After re-discussion at our multi-disciplinary meeting it was felt that on balance the liver lesions were an incidental finding and in view of his age, presentation and imaging he most likely had a small pancreatic carcinoma. He underwent a pancreaticoduodenectomy and made an uneventful recovery. Histological analysis of the specimen revealed a small completely excised angiomyolipoma. Several months after his operation, he was admitted with vague abdominal pain, which resolved spontaneously. However, a CT scan performed during his admission revealed several intra-hepatic lesions of varying sizes and a growth of the original segment VI lesion. A percutaneous biopsy of one of the new lesions once again confirmed AML.

Lesion in uncinate process of the pancreas
Fig. 2

Lesion in uncinate process of the pancreas

DISCUSSION

This is an unusual case for several reasons. Firstly, pancreatic AML is extremely rare, with only one case reported in the literature (3). Secondly, we believe this is the only reported case of multifocal AML affecting the pancreas and liver. There are two cases in the literature describing multi-focal AML, one involving the lung and liver (2) and the other involving the pancreas and right kidney (5). Thirdly, multiple hepatic AMLs not associated with tuberous sclerosis are rare and only a handful of cases have been reported in the past (6).

Angiomyolipomas are considered to be benign in nature although there have been a few reported cases of excised renal (7) and hepatic (8) AMLs, uncharacteristically displaying malignant potential as evidenced by their immunoreactivity to p53 on pathological analysis (which was positive in this specimen). There still remains a scarcity of data describing their natural progression and behaviour and this often makes surgical management of these lesions difficult. In this case, the pancreatic lesion was small and the consensus opinion was to treat this as a carcinoma, a reasonable assumption considering the clinical presentation and imaging results in a relatively fit 61 year old.

The next dilemma facing our team is how to deal with his enlarging hepatic AMLs. The clinical differential of hepatic AML includes lipoma, haemangioma, focal nodular hyperplasia hepatocellular carcinoma and hepatic adenoma. Although change of size in renal AMLs is a well described phenomenon (9), it is a relatively rare occurrence in the case of hepatic AMLs (10). We have decided to follow-up this gentleman with serial 6-monthly MRI scans; however this is based on anecdotal rather than robust clinical evidence.
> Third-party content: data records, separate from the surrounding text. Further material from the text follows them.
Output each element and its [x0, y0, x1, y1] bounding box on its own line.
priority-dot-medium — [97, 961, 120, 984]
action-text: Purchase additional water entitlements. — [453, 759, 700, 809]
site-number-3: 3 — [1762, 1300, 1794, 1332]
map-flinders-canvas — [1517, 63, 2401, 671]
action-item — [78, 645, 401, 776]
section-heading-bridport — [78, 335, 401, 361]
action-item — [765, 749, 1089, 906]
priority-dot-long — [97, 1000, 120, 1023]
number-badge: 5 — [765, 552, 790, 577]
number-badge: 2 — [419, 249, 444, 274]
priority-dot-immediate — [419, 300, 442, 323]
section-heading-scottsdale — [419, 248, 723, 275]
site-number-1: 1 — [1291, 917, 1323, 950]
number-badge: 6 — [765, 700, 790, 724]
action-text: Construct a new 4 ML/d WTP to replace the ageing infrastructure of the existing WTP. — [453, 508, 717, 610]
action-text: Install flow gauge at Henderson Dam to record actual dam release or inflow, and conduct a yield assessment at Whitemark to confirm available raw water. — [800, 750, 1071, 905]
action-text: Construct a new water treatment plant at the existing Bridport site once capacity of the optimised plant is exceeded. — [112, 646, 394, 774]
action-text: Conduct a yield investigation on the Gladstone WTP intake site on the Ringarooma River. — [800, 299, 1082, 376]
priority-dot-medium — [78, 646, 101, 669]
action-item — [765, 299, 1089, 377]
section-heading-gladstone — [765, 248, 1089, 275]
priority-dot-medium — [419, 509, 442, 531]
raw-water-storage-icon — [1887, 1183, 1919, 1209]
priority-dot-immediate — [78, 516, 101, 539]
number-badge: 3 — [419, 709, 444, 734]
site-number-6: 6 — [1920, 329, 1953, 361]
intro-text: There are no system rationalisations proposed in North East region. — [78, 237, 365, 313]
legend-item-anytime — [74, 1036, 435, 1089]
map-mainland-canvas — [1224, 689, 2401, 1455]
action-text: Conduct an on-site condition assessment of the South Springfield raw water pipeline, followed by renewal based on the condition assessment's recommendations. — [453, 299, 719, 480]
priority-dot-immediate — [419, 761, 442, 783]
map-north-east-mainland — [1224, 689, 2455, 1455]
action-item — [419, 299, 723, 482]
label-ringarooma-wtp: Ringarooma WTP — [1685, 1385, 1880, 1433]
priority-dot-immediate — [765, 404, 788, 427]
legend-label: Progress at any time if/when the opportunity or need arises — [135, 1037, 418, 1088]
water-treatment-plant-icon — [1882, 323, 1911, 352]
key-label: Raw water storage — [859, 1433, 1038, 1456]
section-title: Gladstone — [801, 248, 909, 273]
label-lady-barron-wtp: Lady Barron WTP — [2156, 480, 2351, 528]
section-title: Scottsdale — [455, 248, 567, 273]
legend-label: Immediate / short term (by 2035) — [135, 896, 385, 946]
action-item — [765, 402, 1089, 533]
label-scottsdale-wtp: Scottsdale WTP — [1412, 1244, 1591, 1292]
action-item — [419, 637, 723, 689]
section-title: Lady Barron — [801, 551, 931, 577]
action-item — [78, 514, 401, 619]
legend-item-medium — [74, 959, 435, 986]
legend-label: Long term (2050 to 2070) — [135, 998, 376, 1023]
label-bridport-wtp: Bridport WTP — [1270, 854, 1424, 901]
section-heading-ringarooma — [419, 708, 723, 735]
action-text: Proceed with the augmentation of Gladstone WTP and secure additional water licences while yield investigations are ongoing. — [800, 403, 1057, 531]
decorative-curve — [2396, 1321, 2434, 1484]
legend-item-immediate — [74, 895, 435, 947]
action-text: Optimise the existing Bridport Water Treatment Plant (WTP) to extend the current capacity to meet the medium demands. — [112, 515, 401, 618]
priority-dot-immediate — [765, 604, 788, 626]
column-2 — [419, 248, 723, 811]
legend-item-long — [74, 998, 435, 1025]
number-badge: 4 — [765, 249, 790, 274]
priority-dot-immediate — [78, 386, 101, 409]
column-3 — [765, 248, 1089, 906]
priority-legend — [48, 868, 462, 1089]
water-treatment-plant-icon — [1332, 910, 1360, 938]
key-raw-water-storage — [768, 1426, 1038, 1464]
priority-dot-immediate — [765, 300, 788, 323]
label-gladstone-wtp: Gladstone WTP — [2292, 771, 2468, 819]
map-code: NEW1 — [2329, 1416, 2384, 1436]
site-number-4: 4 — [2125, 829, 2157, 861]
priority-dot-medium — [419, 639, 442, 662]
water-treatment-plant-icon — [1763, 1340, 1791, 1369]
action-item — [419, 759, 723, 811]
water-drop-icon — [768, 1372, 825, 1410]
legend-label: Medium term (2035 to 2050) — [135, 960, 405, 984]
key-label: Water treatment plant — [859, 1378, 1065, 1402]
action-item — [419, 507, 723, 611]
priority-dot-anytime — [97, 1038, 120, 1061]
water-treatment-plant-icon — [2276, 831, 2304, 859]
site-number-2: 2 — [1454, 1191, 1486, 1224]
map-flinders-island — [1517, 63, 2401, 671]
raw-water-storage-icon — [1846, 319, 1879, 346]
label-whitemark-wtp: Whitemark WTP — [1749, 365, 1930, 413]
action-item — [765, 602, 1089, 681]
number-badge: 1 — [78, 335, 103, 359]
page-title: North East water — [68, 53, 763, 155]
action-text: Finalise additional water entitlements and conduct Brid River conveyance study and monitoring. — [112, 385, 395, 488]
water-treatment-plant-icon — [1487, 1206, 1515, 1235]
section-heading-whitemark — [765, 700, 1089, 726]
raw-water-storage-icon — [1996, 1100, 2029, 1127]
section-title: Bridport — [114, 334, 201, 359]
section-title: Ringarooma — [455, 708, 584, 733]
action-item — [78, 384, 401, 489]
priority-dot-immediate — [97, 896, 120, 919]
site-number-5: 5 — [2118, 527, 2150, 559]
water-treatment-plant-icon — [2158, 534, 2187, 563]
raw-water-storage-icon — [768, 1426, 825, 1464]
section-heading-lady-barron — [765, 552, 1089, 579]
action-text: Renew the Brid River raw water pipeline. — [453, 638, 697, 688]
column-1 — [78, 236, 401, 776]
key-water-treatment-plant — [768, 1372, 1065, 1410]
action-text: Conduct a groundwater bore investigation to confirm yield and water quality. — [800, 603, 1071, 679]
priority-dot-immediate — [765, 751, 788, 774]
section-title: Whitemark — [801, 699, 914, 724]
In hindsight, although the patient underwent major surgery for a benign tumour, it is difficult to see how this could have been prevented by any further pre-operative investigations. Endoscopic ultrasound with biopsy of the lesion may have been of value in obtaining a preoperative tissue diagnosis of the primary pancreatic lesions. However, for a fit patient with a potentially resectable pancreatic tumour (on cross-sectional imaging) we believe it to be best practice to proceed to resection in the absence of definitive preoperative or intraoperative confirmation of malignancy. This remains a consensus view followed by many other pancreatic units worldwide.

We have described a fascinating and rare case of multifocal angiomyolipoma, however there are still questions regarding the ideal management of patients with these lesions, particularly those growing in size in the liver. Reporting of such cases is essential to further delineate the natural history of this pathology.